Styles played: “I'm fortunate enough to throw down hiphop one night (e.g., Tierra Mari's 'No Daddy'), world beat (N.O.H.A.'s 'Balkan Hot Step' from the Coney Island Love compilation on Wonderwheel Records), house (one of the fiddy-eleven mixes of Roland Clark's 'Resist” on Fluential Records), and everything in between. James Brown's 'Cold 'Sweat' is probably the record that started it all in the days before back in the day. Shit saved my life.”

Best/worst request: “It happened during a party while I was playing house music. A sister dressed to the nines in black, hair did on point, makeup on point, heels and evening bag, stepped to me and said in an almost whisper, 'Do you have any Pantera?' When I told her I didn't, she gave me the combination downward side eye stankface and left the club. But I do play Polkacide's 'Beer Barrel Polka' every new year's eve. First song of the new year.”

Upcoming events: “As Won Love with my husband and main man Rob Green, we'll be playing Seattle Alternative Pride Festival Saturday June 24, and 'Train Car House Party at the Orient Express in Sodo that same night (free). On Pride Sunday, I'll be playing alongside Larry Rose, Tim Betterly, and Alex Ruder for KEXP Pride at the 5 Point Café.

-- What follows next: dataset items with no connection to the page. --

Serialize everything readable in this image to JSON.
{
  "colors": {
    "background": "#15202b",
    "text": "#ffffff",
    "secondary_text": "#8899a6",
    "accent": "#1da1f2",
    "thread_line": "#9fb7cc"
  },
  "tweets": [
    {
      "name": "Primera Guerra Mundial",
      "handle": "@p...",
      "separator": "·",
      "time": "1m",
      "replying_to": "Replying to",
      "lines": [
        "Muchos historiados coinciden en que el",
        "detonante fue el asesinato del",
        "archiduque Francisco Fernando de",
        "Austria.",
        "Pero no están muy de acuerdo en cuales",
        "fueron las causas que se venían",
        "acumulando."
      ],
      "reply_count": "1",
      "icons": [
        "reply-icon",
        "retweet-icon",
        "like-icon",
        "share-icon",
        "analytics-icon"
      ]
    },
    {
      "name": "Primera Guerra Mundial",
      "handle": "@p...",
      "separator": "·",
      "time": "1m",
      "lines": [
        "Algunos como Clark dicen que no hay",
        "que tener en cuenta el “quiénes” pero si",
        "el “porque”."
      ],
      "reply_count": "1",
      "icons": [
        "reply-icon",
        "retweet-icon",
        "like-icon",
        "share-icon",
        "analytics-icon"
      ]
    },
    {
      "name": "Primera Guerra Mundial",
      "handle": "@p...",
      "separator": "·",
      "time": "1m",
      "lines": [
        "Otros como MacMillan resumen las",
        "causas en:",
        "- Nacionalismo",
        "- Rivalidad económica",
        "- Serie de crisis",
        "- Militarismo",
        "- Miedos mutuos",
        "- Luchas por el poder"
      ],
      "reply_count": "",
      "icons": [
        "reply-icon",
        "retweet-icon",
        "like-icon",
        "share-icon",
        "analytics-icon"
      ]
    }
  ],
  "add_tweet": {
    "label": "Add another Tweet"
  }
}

“I'm with a crew we call the 'Board of Deacons,' comprised of Joey Webb, Devlin Jenkins (aka Vagabond Superstar), and Almond Brown. In the black church, the deacons are custodial, the people who get to make sure that the sick and shut-in are attended to, who set up order during services. To say that we get to play everything is kind of an understatement. We play everything that's relevant to our shared history and culture. Yup, black music, played by black men who are in conversation about our shared past, our contemporary presence, and keeping a firm eye and ear on our future. We'll be playing at Soft Option at the Monkey Loft Saturday July 1.”